De geschiedenis en het onderzoek kunnen vrij nauwkeurig zijn voor diagnoses bij botte borstletsels bij zowel volwassenen als kinderen, wat pleit voor minder beeldvormingsstudies ., De stompe diagnoses van het buiktrauma kunnen uitdagend zijn gebruikend slechts de geschiedenis/fysiek. Patiënten met subjectieve symptomen en positieve fysieke bevindingen, zoals blauwe plekken en gevoeligheid, zullen intra-abdominale verwondingen hebben in slechts ongeveer 20% van de gevallen . Aan de andere kant, de incidentie van werkelijke verwondingen met een negatief onderzoek is ook gemeld tot 20 % . Andere factoren zoals afleidende verwondingen, lage GCS en alcoholintoxicatie kunnen de nauwkeurigheid van het fysieke onderzoek beïnvloeden ., Lichamelijk onderzoek bij kinderen is aangetoond gevoeliger te zijn, maar is nog steeds uitdagend zonder de steun van andere modaliteiten zoals echografie .
klinische beoordeling van bekkenfracturen bij het bed kan gevoelig zijn bij de patiënt die alert is . Vals-negatieve onderzoeken zijn aanwezig bij 1-7 % van de patiënten met het juiste mechanisme van letsel. Lichamelijk onderzoek kan soms gevoeliger zijn dan gewone röntgenfoto ‘ s .
een diepgaand onderzoek van de nauwkeurigheid van de anamnese/fysieke diagnostiek van thoracolumbale fracturen leverde tegenstrijdige resultaten op ., Verschillende rapporten ondersteunen de aanname dat het gebrek aan symptomen en gevoeligheid een zeer laag risico op fracturen voorspelt . Een prospectieve, voorspellende studie door Holmes en collega ‘ s ondersteunt deze bevindingen bij alert patiënten . Diagnostische richtlijnen voor thoracolumbale wervelkolom evaluaties zijn vastgesteld door de Eastern Association for Surgery of Trauma (Oost) . Aan de andere kant is gemeld dat 20-50% van deze fracturen geen symptomen of fysieke bevindingen vertonen, zelfs bij patiënten die alert zijn .musculoskeletale letsels zijn in het verleden de meest overgeslagen traumatische letsels geweest ., De incidentie van gemiste verwondingen of vertraagde diagnoses van musculoskeletale trauma ‘ s is gemeld te zijn van 1,3-39 %, met de hogere percentages gezien bij de meer ernstig gewonden, en in het bijzonder bij degenen met een veranderde mentale toestand . Meer dan 20 % van deze gemiste verwondingen kan klinisch significant zijn . Het nut van het klinische onderzoek bij de diagnose van musculoskeletale trauma is niet op grote schaal bestudeerd, en de beschikbare gegevens zijn meestal uit studies van lage energie, geïsoleerde verwondingen, vaak gezien bij ambulante patiënten; bijv., elleboog, pols, hand .,
hoewel er veel is geschreven over de evaluatie en behandeling van penetrerende vasculaire letsels, is Bot vasculaire trauma minder goed bestudeerd. Bot slagaderlijke letsels omvatten slechts ongeveer 20 % van arterieel trauma en kan met minimale klinische bevindingen presenteren . Het mechanisme of patroon van verwonding kan de enige factor zijn om iemand verdacht voor slagaderlijke verwonding te maken. Botte thoracale aorta verwondingen hebben zelden een bloeddrukverschil tussen de armen en benen. Zelfs CXR ‘ s zijn normaal bij 7,3-23% van degenen met stompe thoracale aorta verwondingen ., Een” traumatische aorta letsel score ” (treinen) is gemeld, maar is meer gebaseerd op de borst x-ray en de diagnose van andere gerelateerde verwondingen, in plaats van op de geschiedenis en het examen .

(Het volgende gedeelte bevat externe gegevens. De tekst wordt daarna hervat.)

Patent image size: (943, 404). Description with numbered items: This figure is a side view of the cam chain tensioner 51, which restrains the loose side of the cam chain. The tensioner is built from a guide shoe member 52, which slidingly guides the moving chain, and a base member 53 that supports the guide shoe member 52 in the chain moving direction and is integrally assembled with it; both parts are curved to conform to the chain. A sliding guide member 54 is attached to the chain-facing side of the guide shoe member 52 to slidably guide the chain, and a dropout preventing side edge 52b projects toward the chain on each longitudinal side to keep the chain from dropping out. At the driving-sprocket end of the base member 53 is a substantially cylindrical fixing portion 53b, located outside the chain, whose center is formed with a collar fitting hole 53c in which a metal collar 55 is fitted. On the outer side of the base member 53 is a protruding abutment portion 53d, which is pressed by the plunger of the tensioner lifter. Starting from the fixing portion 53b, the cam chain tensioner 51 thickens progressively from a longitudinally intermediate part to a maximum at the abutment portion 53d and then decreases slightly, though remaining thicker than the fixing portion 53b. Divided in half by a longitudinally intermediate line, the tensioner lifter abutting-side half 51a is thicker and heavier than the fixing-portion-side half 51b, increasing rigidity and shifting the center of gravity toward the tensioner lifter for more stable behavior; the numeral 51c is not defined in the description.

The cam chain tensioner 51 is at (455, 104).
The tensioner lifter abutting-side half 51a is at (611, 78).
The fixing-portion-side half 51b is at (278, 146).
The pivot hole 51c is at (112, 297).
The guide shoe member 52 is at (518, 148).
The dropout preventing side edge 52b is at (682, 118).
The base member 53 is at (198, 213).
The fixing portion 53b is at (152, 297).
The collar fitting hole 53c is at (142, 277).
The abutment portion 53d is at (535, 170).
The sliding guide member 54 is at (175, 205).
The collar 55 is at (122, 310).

klinische risicofactoren voor een verwonding van een botte halsslagader of wervelslagader werden onlangs gemeld in een kritische beslissingsnota voor Western Trauma Association . Helaas heeft tot 20% van de patiënten met dergelijke verwondingen geen van deze risicofactoren ., De EAST group benadrukte het belang van tijdige en nauwkeurige diagnoses en publiceerde richtlijnen voor bot cerebrovasculaire letsels, en citeerde een morbiditeit van 80% en een sterftecijfer van 40% als neurologische symptomen zich ontwikkelen uit deze letsels .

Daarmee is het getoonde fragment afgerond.